Sam W wrote:Hi Sabine,
If you're at a point where you're harming yourself, that's a sign that it's time to up the search for mental healthcare and find someone who can help you, or call in emergency mental healthcare if it gets worse. Have you ever spoken to a therapist, past or present, about these behaviors? If so, did they offer any advice or supports? And since you mention you've done this in front of your family, how do they react? Do they see it as the serious thing it is?
In the short term, have you ever used a resource like a crisis hotline, something you can call when those feelings hit? You may also want to check out this book to see if it has any helpful strategies: Hello Cruel World: 101 Alternatives to Suicide for Teens, Freaks and Other Outlaws by Kate Bornstein.
I don’t recall working with my past therapist on my self harm behaviors, however I currently don’t have one now. My parents and I are still finding strategies for me to work on at home while getting me a therapist. I still carry that belief that sometimes I don’t need mental healthcare because my progress has been somewhat slow and I still exhibit some OCD behaviors. I have internalized this from my parents sometimes.
Even though they see how this is serious, they don’t believe it to be deadly enough for me to be taken to an institution. I also want to live independently and I know I can’t do this, but this is the first time I have done it and it is not been a streak. Either, they try to understand my behavior and try to get me to use my strategies, sometimes not coming in or dashing in to give me ice (in a situation where its not a tense situation between both parties). All I want to do is just get on with my task and stop making a scene, so I really don’t wanna stop to calm down sometimes. I just want to come back and do my work or exercise or task as soon as I can.
In terms of hotlines, I tried. Some like Switchboard are only open in a certain hours a day and I can’t can’t call them because I’m in Austria. And again, I don’t want my parents walking in on me and taking away my phone worrying that I may kill myself (which I won’t) and overreacting. And are these two books free on the Internet? Because I may want to check them out without buying.
I also would like to cure part of my internalized abelism because the mechanism in which I self harm, I call “retarded” it’s because I look embarrassing and it’s less dangerous (at least in the moment).
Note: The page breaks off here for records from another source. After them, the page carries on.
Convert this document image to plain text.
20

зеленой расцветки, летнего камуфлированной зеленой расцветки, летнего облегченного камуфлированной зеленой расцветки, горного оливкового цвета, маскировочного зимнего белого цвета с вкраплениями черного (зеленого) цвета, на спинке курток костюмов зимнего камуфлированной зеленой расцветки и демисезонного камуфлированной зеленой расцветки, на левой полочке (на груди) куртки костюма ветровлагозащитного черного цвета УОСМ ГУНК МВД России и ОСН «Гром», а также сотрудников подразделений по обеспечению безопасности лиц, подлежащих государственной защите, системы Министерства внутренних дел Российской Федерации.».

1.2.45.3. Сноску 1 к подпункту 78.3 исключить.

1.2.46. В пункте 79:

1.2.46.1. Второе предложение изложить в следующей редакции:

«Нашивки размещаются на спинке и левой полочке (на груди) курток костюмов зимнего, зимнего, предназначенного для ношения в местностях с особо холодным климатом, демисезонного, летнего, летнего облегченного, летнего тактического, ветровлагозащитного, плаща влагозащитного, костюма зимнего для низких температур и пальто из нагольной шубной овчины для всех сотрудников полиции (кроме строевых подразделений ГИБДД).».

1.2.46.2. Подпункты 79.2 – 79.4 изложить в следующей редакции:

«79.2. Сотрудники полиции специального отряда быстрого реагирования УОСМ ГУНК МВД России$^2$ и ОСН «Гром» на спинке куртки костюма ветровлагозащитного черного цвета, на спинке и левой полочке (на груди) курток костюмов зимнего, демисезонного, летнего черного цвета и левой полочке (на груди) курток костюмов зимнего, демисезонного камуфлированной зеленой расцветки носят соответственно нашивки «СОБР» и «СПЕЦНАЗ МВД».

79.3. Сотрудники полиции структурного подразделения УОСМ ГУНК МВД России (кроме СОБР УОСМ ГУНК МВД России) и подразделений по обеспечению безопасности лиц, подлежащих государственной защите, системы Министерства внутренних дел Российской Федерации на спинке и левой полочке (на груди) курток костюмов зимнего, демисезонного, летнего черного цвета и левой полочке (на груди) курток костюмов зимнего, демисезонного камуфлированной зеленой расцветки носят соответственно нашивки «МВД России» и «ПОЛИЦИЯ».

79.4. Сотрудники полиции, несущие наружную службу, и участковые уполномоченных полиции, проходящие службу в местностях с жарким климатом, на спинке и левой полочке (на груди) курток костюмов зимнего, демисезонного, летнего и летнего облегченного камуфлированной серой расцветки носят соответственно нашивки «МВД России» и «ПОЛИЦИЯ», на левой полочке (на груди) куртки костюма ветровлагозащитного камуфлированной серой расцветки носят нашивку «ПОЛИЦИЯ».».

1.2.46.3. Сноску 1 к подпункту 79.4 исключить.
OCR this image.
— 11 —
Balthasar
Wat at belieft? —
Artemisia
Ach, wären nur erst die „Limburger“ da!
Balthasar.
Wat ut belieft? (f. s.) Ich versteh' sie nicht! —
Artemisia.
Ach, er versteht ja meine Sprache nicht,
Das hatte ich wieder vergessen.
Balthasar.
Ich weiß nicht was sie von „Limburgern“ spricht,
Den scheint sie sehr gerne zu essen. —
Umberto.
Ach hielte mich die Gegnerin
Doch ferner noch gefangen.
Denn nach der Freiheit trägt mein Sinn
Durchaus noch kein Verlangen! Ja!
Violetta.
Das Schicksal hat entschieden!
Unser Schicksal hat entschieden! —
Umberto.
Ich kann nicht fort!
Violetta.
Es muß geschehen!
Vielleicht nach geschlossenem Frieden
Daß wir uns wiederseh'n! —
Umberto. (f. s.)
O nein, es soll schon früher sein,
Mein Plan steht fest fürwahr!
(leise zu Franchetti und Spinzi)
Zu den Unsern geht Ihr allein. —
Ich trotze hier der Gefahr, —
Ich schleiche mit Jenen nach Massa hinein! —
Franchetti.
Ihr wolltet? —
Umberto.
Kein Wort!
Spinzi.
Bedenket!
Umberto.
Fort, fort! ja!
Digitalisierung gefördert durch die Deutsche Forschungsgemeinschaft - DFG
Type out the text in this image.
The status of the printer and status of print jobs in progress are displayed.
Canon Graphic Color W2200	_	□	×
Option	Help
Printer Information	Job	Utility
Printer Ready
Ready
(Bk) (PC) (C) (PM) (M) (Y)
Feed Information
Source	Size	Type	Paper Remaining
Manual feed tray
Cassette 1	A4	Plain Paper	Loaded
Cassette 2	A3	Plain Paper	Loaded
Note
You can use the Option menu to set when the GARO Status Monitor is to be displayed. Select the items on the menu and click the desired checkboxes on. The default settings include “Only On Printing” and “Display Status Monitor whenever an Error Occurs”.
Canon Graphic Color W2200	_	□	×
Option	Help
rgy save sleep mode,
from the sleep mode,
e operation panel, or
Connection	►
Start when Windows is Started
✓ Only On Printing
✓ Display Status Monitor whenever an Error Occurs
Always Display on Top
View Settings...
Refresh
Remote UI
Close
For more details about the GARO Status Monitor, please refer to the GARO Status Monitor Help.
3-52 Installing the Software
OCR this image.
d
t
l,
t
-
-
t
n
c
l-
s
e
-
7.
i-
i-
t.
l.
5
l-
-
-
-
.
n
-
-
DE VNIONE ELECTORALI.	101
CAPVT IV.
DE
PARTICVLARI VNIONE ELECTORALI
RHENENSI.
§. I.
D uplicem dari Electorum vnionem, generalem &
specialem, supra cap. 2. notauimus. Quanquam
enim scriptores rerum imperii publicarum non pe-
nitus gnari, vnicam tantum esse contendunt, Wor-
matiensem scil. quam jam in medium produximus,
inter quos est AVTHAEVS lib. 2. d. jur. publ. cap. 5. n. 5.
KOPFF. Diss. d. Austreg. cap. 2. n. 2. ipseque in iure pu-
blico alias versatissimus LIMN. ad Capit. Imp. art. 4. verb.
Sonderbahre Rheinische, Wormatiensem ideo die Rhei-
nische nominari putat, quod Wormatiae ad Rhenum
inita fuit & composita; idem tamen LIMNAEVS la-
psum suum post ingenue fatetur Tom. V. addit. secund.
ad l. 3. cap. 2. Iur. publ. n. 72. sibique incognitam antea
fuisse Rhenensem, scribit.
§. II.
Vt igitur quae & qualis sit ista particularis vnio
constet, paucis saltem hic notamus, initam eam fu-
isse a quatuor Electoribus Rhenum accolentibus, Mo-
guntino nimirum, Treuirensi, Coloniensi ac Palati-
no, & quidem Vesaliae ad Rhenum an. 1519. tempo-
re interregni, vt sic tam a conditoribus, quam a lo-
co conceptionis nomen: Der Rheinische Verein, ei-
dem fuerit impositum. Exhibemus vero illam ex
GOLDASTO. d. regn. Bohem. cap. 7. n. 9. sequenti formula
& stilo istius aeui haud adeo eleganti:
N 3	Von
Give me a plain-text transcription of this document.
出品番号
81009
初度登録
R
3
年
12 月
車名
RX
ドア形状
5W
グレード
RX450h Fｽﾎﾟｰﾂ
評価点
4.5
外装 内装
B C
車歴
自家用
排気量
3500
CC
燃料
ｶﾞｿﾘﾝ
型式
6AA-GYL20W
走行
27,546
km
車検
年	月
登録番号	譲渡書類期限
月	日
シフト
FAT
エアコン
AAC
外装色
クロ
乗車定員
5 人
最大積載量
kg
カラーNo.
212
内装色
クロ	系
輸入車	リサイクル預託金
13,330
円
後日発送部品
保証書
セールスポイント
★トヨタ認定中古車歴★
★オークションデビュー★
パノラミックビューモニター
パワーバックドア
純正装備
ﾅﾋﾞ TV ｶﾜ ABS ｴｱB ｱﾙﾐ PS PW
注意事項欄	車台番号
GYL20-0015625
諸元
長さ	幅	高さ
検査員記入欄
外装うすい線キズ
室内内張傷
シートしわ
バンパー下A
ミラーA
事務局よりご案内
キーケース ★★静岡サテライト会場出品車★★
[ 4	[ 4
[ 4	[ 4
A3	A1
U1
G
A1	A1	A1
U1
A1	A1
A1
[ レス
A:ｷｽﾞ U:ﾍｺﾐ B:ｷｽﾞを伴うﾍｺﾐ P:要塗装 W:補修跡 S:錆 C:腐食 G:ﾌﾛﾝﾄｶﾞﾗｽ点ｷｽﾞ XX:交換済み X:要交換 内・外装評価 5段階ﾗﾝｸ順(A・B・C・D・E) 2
Also, I tell myself that I am one of the bad autistics because I hurt myself and I don’t stim and try not to be autistic through behavior. I don’t look like the perfect autistic, either high support needs and nonverbal, obviously autistic and verbal or verbal and completely not obviously autistic. I try not to be weird and I am so socially conscious because of that.
I really don’t wanna go to a crisis center or a psychiatric institution despite many a time contemplating. I don’t want to loose my independence as well because I have applied to three colleges. I don’t want the fact that I self harm to equal to the fact that I want to die or that I really am going to kill myself. I don’t want to get anyone involved!